From: loschen <loschen@cosmologic.de>
To: Jean-Claude Bradley <jeanclaude.bradley@gmail.com>
Cc: "Acree, Bill" <Bill.Acree@unt.edu>, Andrew Lang <asidlang@gmail.com>
Dear Jean-Claude,

many thanks for your reply. An additional, explaining comment at the COSMO-RS wiki should be fine.
Without dgfus COSMO-RS can not be used for absolute predictions, for these cases either experimental information
(melting point + Hfus or a reference solvent) is necessary.
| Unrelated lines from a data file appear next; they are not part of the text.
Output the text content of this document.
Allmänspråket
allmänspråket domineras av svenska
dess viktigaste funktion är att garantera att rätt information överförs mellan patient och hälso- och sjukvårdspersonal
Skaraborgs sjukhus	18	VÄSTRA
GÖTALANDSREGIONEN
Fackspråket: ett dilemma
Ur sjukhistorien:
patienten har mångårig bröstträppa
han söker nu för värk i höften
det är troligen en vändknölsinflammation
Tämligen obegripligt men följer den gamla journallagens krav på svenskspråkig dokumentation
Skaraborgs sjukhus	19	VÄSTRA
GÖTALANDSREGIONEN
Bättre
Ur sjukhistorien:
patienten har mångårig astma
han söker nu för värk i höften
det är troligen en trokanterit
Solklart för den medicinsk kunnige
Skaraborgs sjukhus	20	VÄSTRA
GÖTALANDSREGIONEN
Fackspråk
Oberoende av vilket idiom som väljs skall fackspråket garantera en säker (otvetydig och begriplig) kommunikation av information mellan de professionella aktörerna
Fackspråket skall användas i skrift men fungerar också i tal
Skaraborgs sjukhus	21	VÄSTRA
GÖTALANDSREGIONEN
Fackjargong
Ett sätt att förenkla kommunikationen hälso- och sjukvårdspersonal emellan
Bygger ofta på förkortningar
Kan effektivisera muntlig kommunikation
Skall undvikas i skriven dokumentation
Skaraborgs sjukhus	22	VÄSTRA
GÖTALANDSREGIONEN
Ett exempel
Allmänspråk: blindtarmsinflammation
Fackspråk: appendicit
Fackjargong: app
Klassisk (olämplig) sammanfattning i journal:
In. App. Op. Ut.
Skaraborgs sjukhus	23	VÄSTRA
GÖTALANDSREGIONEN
Alternatively a QSPR estimation either directly for DGfus or separately for Tm and Hfus has to be used with a somewhat reduced accuracy of course.

Best regards,
Christoph

From: Jean-Claude Bradley <jeanclaude.bradley@gmail.com>
To: loschen <loschen@cosmologic.de>
Cc: "Acree, Bill" <Bill.Acree@unt.edu>, Andrew Lang <asidlang@gmail.com>
Date: Wed, Sep 4, 2013 at 9:45 PM
Christoph I'm glad we could be of help in clarifying the info - feel free to contact us again as the software and strategies evolve

Jean-Claude

From: Christoph Loschen <loschen@cosmologic.de>
To: Jean-Claude Bradley <jeanclaude.bradley@gmail.com>
Cc: "Acree, Bill" <Bill.Acree@unt.edu>, Andrew Lang <asidlang@gmail.com>
Date: Fri, Sep 20, 2013 at 4:15 AM
Dear Jean-Claude,

ok, just to let you know, we have recently published a new approach for taking into account the missing
DGfus values using 1-3 reference solubilities that does not need QM computations and compared it with the popular NRTL-SAC method:
http://pubs.acs.org/doi/abs/10.1021/ie3023675

Best regards,
Christoph

From: Jean-Claude Bradley <jeanclaude.bradley@gmail.com>
To: Christoph Loschen <loschen@cosmologic.de>
Cc: "Acree, Bill" <Bill.Acree@unt.edu>, Andrew Lang <asidlang@gmail.com>
Date: Sun, Sep 29, 2013 at 5:14 PM
Christoph - thanks - a great addition to solubility prediction!